Out of Inferno review: This fire has no heat, just smoke
Its fire sequences are brilliant and there are some interesting insights in fire-firefighting. Still, Pang brothers' Out of Inferno is not among the top best-disaster films we've seen in the past.india Updated: Nov 26, 2014 16:38 IST
: Out Of Inferno
: Oxide Pang, Danny Pang
: Sean Lau Ching Wan Lau, Louis Koo, Angelica Lee, Sinji Lee
Out of Inferno is certainly not one of those masterpieces you want to watch in a film festival. The Chinese movie was screened at the 45th International Film Festival of India (IFFI) 2014 as China is the focus country at the festival this year. It was earlier screened at 32nd Brussels International Film Festival.
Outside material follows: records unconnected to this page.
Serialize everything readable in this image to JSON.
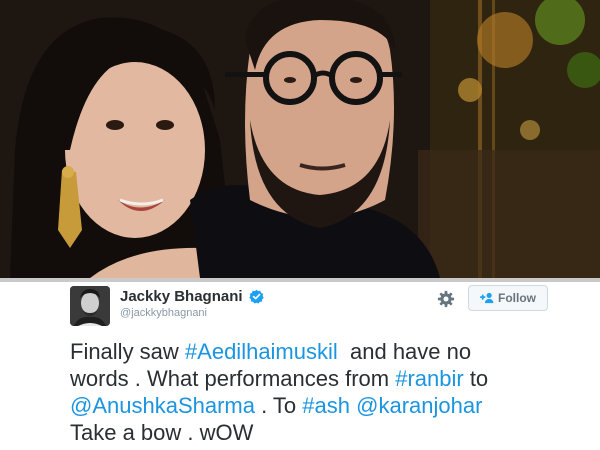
{
  "tweet": {
    "author_name": "Jackky Bhagnani",
    "author_handle": "@jackkybhagnani",
    "follow_label": "Follow",
    "text_lines": [
      [
        {
          "t": "Finally saw ",
          "k": "text"
        },
        {
          "t": "#Aedilhaimuskil",
          "k": "link"
        },
        {
          "t": "  and have no",
          "k": "text"
        }
      ],
      [
        {
          "t": "words . What performances from ",
          "k": "text"
        },
        {
          "t": "#ranbir",
          "k": "link"
        },
        {
          "t": " to",
          "k": "text"
        }
      ],
      [
        {
          "t": "@AnushkaSharma",
          "k": "link"
        },
        {
          "t": " . To ",
          "k": "text"
        },
        {
          "t": "#ash",
          "k": "link"
        },
        {
          "t": " ",
          "k": "text"
        },
        {
          "t": "@karanjohar",
          "k": "link"
        }
      ],
      [
        {
          "t": "Take a bow . wOW",
          "k": "text"
        }
      ]
    ]
  },
  "icons": {
    "verified": "verified-badge-icon",
    "settings": "gear-icon",
    "follow": "add-user-icon"
  },
  "colors": {
    "link": "#1b95e0",
    "text": "#292f33",
    "muted": "#8899a6",
    "verified": "#1da1f2"
  }
}
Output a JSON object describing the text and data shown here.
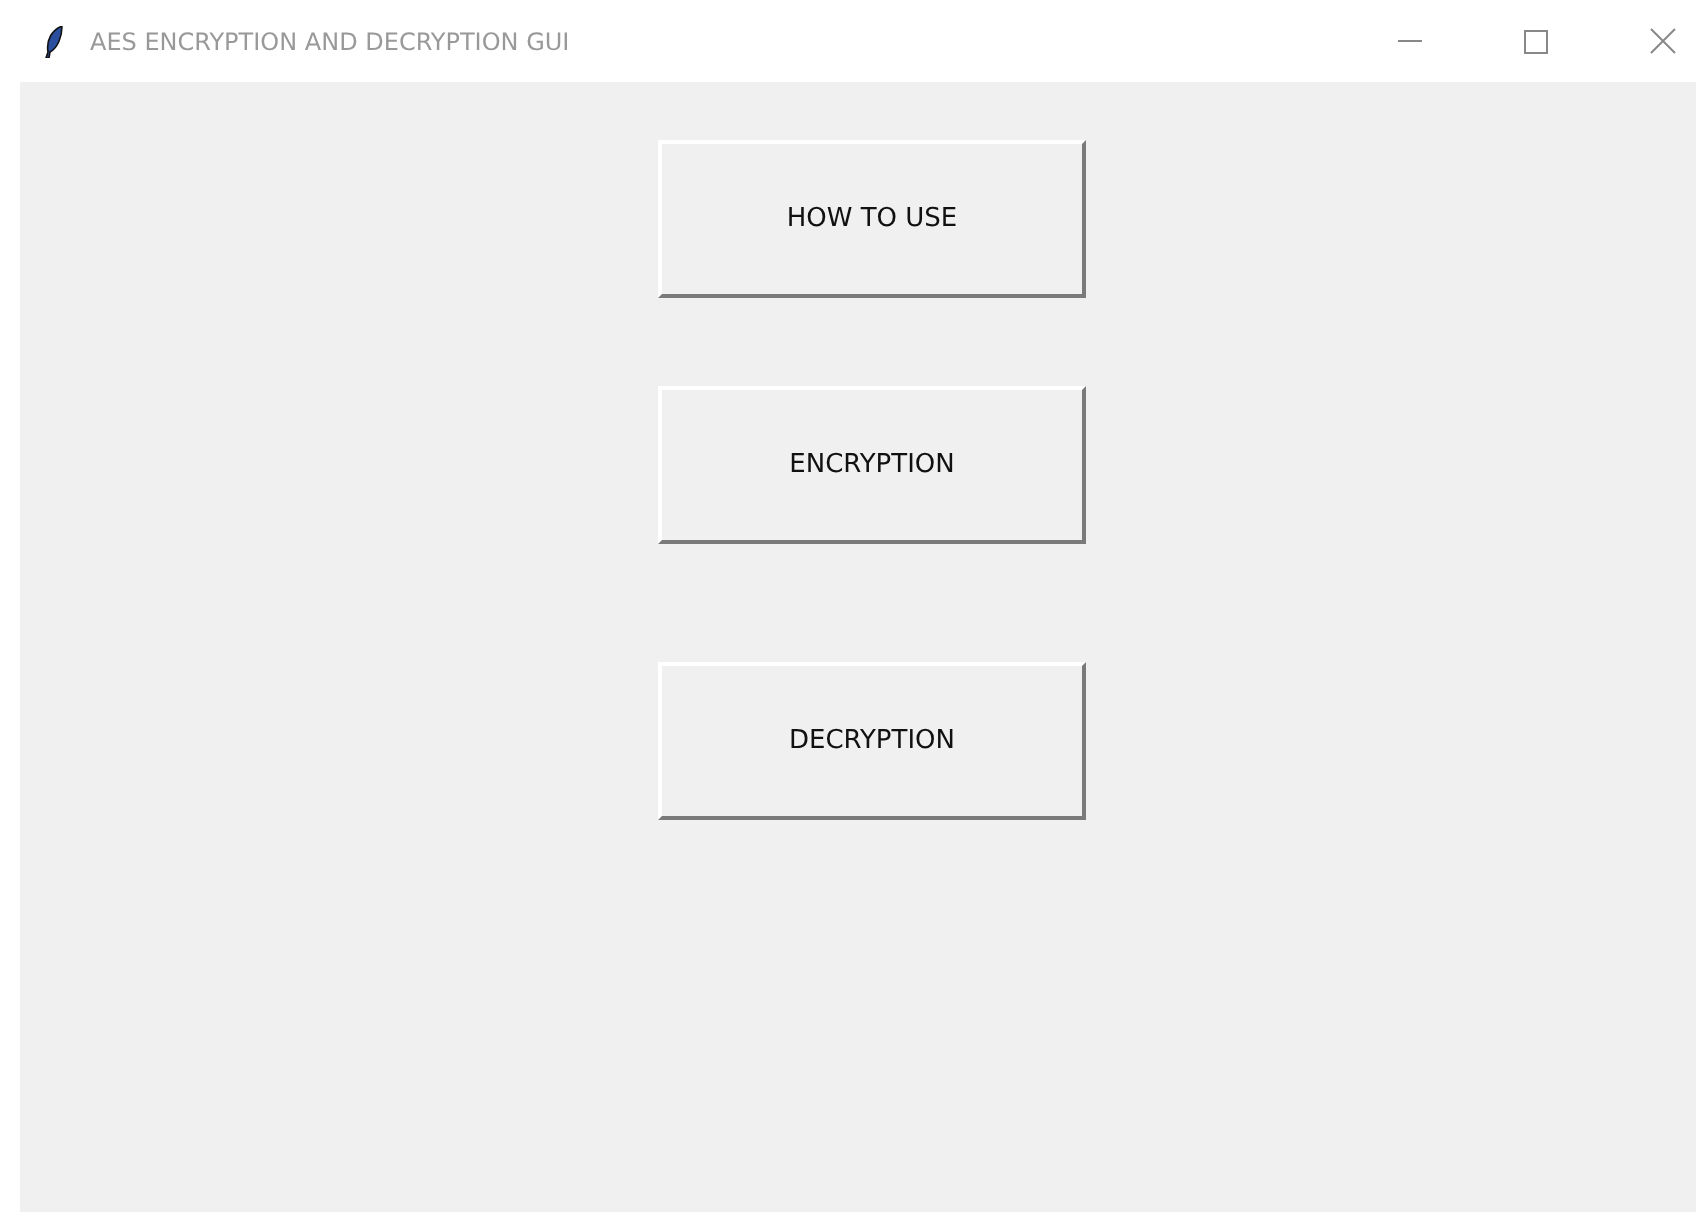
{
  "window": {
    "title": "AES ENCRYPTION AND DECRYPTION GUI"
  },
  "buttons": [
    {
      "label": "HOW TO USE"
    },
    {
      "label": "ENCRYPTION"
    },
    {
      "label": "DECRYPTION"
    }
  ]
}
Even more than a decade after their first film, The Eye, was released in 2002, Oxide and Danny Pang continue to be legendary names for supernatural-thriller enthusiasts. With Out Of Inferno, released last year, however, the director duo seems to have lost the fire.
This one is about two brothers -- Tai-kwan (Sean Lau Ching-wan) and Keung (Louis Koo Tin-lok) who start their careers as firefighters. They start drifting apart when one of them decides to do a business in fire-fighting equipment. The 107 minute-long movie centres around the one day in the life of the brothers, when they are forced to keep their differences aside and work as a team to save hundreds of lives.
While the director brothers, who've also co-written the screenplay, have a fairly thrilling script at hand, they fail to establish the characters well enough to get the audience involved in their emotional conflicts.
Perhaps the Pang brothers tried to explore much more than what they could handle. There are too many sub-plots in Out of Inferno, and none of them is given enough time to develop adequately. The personal challenges firefighters face, the sacrifices they have to make with their families, their emotional turmoils, their choices (or the lack of them) when confronted with a life-and-death situation, the tension between the two brothers on either ends of an ideological difference... none of these are given enough time, and by the end, you feel these issues are all but scattered around in the movie. The problem is, except for the scary fire visuals, none of the elements really leave an impact.
Out of Inferno, however, offers some interesting insights into the process of firefighting - the drills for firefighters, the actual procedure while extinguishing fires and much more. Also, the action-ridden screenplay is exciting enough to keep you on the edge of your seat, and the entire package is a thrilling experience. The fire sequences are scarily scorching and leave you disturbed for long.
The absence of actual human presence, because the directors didn't put in any effort to build the characters, however, mars the whole experience and there is very little you leave the hall with.